Hema melanjutkan, "Sampai waktu akhirnya berbicara... Saya tidak diijinkan untuk mendapat kesempatan untuk memperbaiki dan menata ulang semuanya. Sampai hari ini, pun... saya masih tinggal bersama penyesalan terbodoh saya, Sen..."
Arsen terisak, begitu juga dengan Robert yang mengalami kejadian itu sendiri. Dia semakin yakin betapa cintanya Hema terhadapnya. Sampai saat ini.
"Percaya deh, Sen..." sambung Hema, "Hidup... berdampingan dengan rasa bersalah tuh gak enak, Sen... rasanya sesak. Kita gak akan nyaman ngejalanin hari"
Arsen menoleh sejenak ke arah Julian. Disana terlihat Julian dengan raut merasa bersalah dan penyesalannya.
"Kamu masih beruntung... mendapatkan kesempatan itu di hari ini, Sen... Jadi tolong, pergunakan sebaik-baiknya ya... itu aja permintaan dari saya... sebagai Mas Baik kamu, Sen!" ujar Hema, menuturkan segala harapan dan niat tulusnya pada Arsen.
Arsen menoleh pada Julian dan menatapnya dengan saksama.
Julian memandang penuh harap dan lemas pada Arsen. Lalu satu nafasnya menegaskan, "Maafin Bang Yayan, Sen... Maaf..."
Arsen turut berjalan cepat menghampiri Julian, lalu membiarkan tubuhnya di peluk erat oleh Julian.

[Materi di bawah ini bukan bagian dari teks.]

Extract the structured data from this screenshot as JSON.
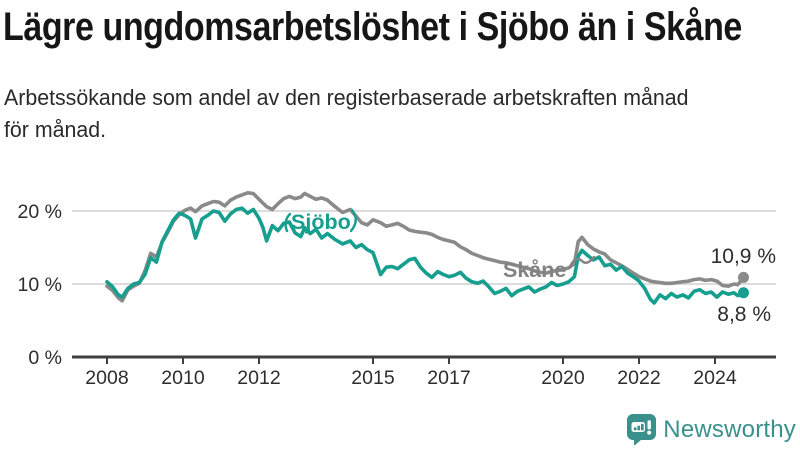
{
  "header": {
    "title": "Lägre ungdomsarbetslöshet i Sjöbo än i Skåne",
    "subtitle_lines": [
      "Arbetssökande som andel av den registerbaserade arbetskraften månad",
      "för månad."
    ]
  },
  "chart_data": {
    "type": "line",
    "title": "",
    "xlabel": "",
    "ylabel": "",
    "x_unit": "decimal_year",
    "xlim": [
      2007.9,
      2025.2
    ],
    "ylim": [
      0,
      25
    ],
    "grid": "horizontal",
    "legend_position": "inline-labels",
    "yticks": [
      {
        "value": 0,
        "label": "0 %"
      },
      {
        "value": 10,
        "label": "10 %"
      },
      {
        "value": 20,
        "label": "20 %"
      }
    ],
    "xticks": [
      {
        "value": 2008,
        "label": "2008"
      },
      {
        "value": 2010,
        "label": "2010"
      },
      {
        "value": 2012,
        "label": "2012"
      },
      {
        "value": 2015,
        "label": "2015"
      },
      {
        "value": 2017,
        "label": "2017"
      },
      {
        "value": 2020,
        "label": "2020"
      },
      {
        "value": 2022,
        "label": "2022"
      },
      {
        "value": 2024,
        "label": "2024"
      }
    ],
    "x": [
      2008.0,
      2008.15,
      2008.3,
      2008.4,
      2008.55,
      2008.7,
      2008.85,
      2009.0,
      2009.15,
      2009.3,
      2009.45,
      2009.6,
      2009.75,
      2009.9,
      2010.05,
      2010.2,
      2010.33,
      2010.5,
      2010.65,
      2010.8,
      2010.95,
      2011.1,
      2011.25,
      2011.4,
      2011.55,
      2011.7,
      2011.85,
      2012.0,
      2012.1,
      2012.2,
      2012.35,
      2012.5,
      2012.65,
      2012.8,
      2012.95,
      2013.1,
      2013.2,
      2013.35,
      2013.5,
      2013.65,
      2013.8,
      2014.0,
      2014.2,
      2014.4,
      2014.55,
      2014.7,
      2014.85,
      2015.0,
      2015.2,
      2015.35,
      2015.5,
      2015.65,
      2015.8,
      2015.95,
      2016.1,
      2016.25,
      2016.4,
      2016.55,
      2016.7,
      2016.85,
      2017.0,
      2017.15,
      2017.3,
      2017.45,
      2017.6,
      2017.75,
      2017.9,
      2018.05,
      2018.2,
      2018.35,
      2018.5,
      2018.65,
      2018.8,
      2018.95,
      2019.1,
      2019.25,
      2019.4,
      2019.55,
      2019.7,
      2019.85,
      2020.0,
      2020.15,
      2020.3,
      2020.4,
      2020.5,
      2020.65,
      2020.8,
      2020.95,
      2021.1,
      2021.25,
      2021.4,
      2021.55,
      2021.7,
      2021.85,
      2022.0,
      2022.15,
      2022.3,
      2022.4,
      2022.55,
      2022.7,
      2022.85,
      2023.0,
      2023.15,
      2023.3,
      2023.45,
      2023.6,
      2023.75,
      2023.9,
      2024.05,
      2024.2,
      2024.35,
      2024.5,
      2024.6,
      2024.75
    ],
    "series": [
      {
        "name": "Skåne",
        "color": "#8a8a8a",
        "label_color": "#828282",
        "end_label": "10,9 %",
        "end_value": 10.9,
        "values": [
          9.7,
          9.1,
          8.1,
          7.7,
          9.2,
          9.7,
          10.1,
          11.8,
          14.2,
          13.7,
          15.7,
          17.1,
          18.6,
          19.5,
          20.1,
          20.4,
          19.9,
          20.7,
          21.0,
          21.3,
          21.2,
          20.7,
          21.5,
          21.9,
          22.2,
          22.5,
          22.4,
          21.6,
          21.1,
          20.6,
          20.2,
          21.0,
          21.7,
          22.0,
          21.7,
          21.9,
          22.4,
          22.0,
          21.6,
          21.8,
          21.5,
          20.6,
          19.8,
          20.2,
          19.3,
          18.4,
          18.1,
          18.8,
          18.4,
          17.9,
          18.1,
          18.3,
          17.9,
          17.4,
          17.2,
          17.1,
          17.0,
          16.8,
          16.4,
          16.1,
          15.9,
          15.7,
          15.1,
          14.7,
          14.2,
          13.9,
          13.6,
          13.4,
          13.2,
          13.0,
          12.9,
          12.7,
          12.5,
          12.3,
          12.1,
          11.8,
          11.6,
          11.5,
          11.7,
          11.9,
          12.0,
          12.2,
          12.8,
          15.8,
          16.4,
          15.4,
          14.8,
          14.4,
          14.1,
          13.3,
          12.9,
          12.5,
          12.0,
          11.5,
          11.0,
          10.7,
          10.4,
          10.3,
          10.2,
          10.1,
          10.1,
          10.2,
          10.3,
          10.4,
          10.6,
          10.7,
          10.5,
          10.6,
          10.4,
          9.8,
          9.7,
          10.0,
          9.9,
          10.9
        ]
      },
      {
        "name": "Sjöbo",
        "color": "#169e8e",
        "label_color": "#169e8e",
        "end_label": "8,8 %",
        "end_value": 8.8,
        "values": [
          10.3,
          9.6,
          8.5,
          8.2,
          9.4,
          10.0,
          10.2,
          11.3,
          13.6,
          13.0,
          15.8,
          17.3,
          18.8,
          19.7,
          19.4,
          18.9,
          16.3,
          18.9,
          19.4,
          20.0,
          19.8,
          18.6,
          19.6,
          20.2,
          20.4,
          19.7,
          20.2,
          19.0,
          17.8,
          15.9,
          18.0,
          17.3,
          18.3,
          18.5,
          17.0,
          16.5,
          17.7,
          16.9,
          17.5,
          16.3,
          16.9,
          16.1,
          15.5,
          15.9,
          15.0,
          15.4,
          14.7,
          14.3,
          11.3,
          12.3,
          12.4,
          12.1,
          12.7,
          13.3,
          13.5,
          12.3,
          11.5,
          10.9,
          11.7,
          11.3,
          11.0,
          11.2,
          11.6,
          10.8,
          10.3,
          10.1,
          10.4,
          9.6,
          8.7,
          9.0,
          9.4,
          8.4,
          9.0,
          9.3,
          9.6,
          8.9,
          9.3,
          9.6,
          10.2,
          9.8,
          10.0,
          10.3,
          11.0,
          13.8,
          14.6,
          13.9,
          13.3,
          13.7,
          12.5,
          12.7,
          11.9,
          12.4,
          11.5,
          11.0,
          10.4,
          9.4,
          7.9,
          7.4,
          8.5,
          8.0,
          8.7,
          8.2,
          8.5,
          8.1,
          9.0,
          9.2,
          8.7,
          8.9,
          8.2,
          8.9,
          8.6,
          8.8,
          8.4,
          8.8
        ]
      }
    ],
    "axis_color": "#3f3f3f",
    "gridline_color": "#dcdcdc",
    "tick_label_color": "#2d2d2d",
    "value_label_color": "#2e2e2e"
  },
  "footer": {
    "brand": "Newsworthy",
    "brand_color": "#3a918c",
    "logo_icon": "speech-bubble-bar-chart-exclamation"
  }
}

Tangan kirinya turut memeluk pinggang Julian. "Maafin Arsen juga, Bang... yang gak bisa ngertiin Bang Yayan..."
"Enggak, Sen... ini salah Bang Yayan sepenuhnya... bukan salah kamu" ujar Julian. "Bang Yayan janji, mulai hari ini, apapun yang terjadi, Bang Yayan akan jujur dan terbuka sama kamu ya" Julian turut mengecup lembut anak kening Arsen, lalu mengecup kening Aidan.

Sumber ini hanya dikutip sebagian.